All those things take more copper, nickel, tin, zinc, lithium, and more. Even uranium if you want to produce cleaner electricity.
And so going back a half a decade to 2015… I've been investing, advising members to invest in all of those things... from the big companies that produce those commodities like Rio Tinto (NYSE: RIO) and BHP Billiton (NYSE: BHP) on the copper side and Cameco (NYSE: CCJ) on the uranium side…
All the way down to the mid-tier producers and of course the smaller explorers and developers where they have the potential to make many multiples of your money because they're smaller companies leveraged to those rising commodity prices that can go up several times.
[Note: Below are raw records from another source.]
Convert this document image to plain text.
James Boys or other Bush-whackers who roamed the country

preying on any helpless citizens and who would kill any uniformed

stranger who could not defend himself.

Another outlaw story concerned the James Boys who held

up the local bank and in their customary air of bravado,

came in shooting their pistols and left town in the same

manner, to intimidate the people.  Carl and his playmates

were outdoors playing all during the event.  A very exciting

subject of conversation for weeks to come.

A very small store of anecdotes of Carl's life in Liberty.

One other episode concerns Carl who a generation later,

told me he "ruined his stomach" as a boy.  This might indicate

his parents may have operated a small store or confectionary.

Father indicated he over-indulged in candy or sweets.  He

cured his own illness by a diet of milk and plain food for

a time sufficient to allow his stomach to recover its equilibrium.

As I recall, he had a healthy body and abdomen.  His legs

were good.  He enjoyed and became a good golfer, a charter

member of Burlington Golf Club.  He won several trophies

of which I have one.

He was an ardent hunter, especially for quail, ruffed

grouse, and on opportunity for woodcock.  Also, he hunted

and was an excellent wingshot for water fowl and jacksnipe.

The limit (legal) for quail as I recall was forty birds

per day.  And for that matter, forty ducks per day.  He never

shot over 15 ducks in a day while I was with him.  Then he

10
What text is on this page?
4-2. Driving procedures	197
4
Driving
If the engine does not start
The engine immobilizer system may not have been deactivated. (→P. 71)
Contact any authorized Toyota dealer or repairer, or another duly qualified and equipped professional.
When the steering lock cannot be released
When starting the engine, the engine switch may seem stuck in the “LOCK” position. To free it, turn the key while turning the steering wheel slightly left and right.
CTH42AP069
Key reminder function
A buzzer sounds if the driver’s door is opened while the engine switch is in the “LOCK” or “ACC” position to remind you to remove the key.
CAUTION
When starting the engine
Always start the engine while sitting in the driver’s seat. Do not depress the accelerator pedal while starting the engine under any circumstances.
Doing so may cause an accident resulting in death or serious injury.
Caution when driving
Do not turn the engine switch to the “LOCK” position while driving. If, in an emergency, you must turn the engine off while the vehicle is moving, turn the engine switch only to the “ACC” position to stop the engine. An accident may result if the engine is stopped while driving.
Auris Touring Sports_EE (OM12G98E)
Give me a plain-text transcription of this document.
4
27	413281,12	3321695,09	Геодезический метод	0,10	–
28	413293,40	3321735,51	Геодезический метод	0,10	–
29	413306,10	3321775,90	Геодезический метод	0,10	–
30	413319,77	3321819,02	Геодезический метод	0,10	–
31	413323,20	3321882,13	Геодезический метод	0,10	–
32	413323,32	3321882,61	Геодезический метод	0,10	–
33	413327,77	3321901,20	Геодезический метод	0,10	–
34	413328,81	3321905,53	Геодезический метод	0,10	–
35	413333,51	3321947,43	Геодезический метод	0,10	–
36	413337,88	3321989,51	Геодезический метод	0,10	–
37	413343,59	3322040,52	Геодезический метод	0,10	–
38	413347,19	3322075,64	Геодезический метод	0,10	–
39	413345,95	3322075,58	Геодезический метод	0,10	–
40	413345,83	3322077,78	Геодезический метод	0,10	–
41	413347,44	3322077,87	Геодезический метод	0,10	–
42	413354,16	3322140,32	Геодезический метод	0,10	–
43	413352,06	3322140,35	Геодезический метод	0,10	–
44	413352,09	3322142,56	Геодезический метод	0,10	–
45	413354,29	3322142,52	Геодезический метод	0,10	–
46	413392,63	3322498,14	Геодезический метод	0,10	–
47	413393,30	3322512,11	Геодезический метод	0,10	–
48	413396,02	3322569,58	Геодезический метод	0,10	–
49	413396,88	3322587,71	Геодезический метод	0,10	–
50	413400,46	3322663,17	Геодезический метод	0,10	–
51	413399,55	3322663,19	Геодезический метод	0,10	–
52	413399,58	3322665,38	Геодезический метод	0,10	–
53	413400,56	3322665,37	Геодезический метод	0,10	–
And that's sort of been my and Gerardo’s bread and butter for most of our careers.
Members and I have had the opportunity to make 10 times — in some cases 20 times or more — on our initial investment in these commodities.
So how do you solve the chip shortage?
Well, you get through COVID. And that's happening now. The case rates are starting to go down, vaccination rates going up, and treatments are now going through testing.
Then you get the supply chain back on track.
But that can’t happen without significant investment in sustainable supply chains for the base and energy metals needed for this transition post-COVID.
That's how Gerardo and I have made most of our wealth along the way.
And we’re doing it again with uranium right now.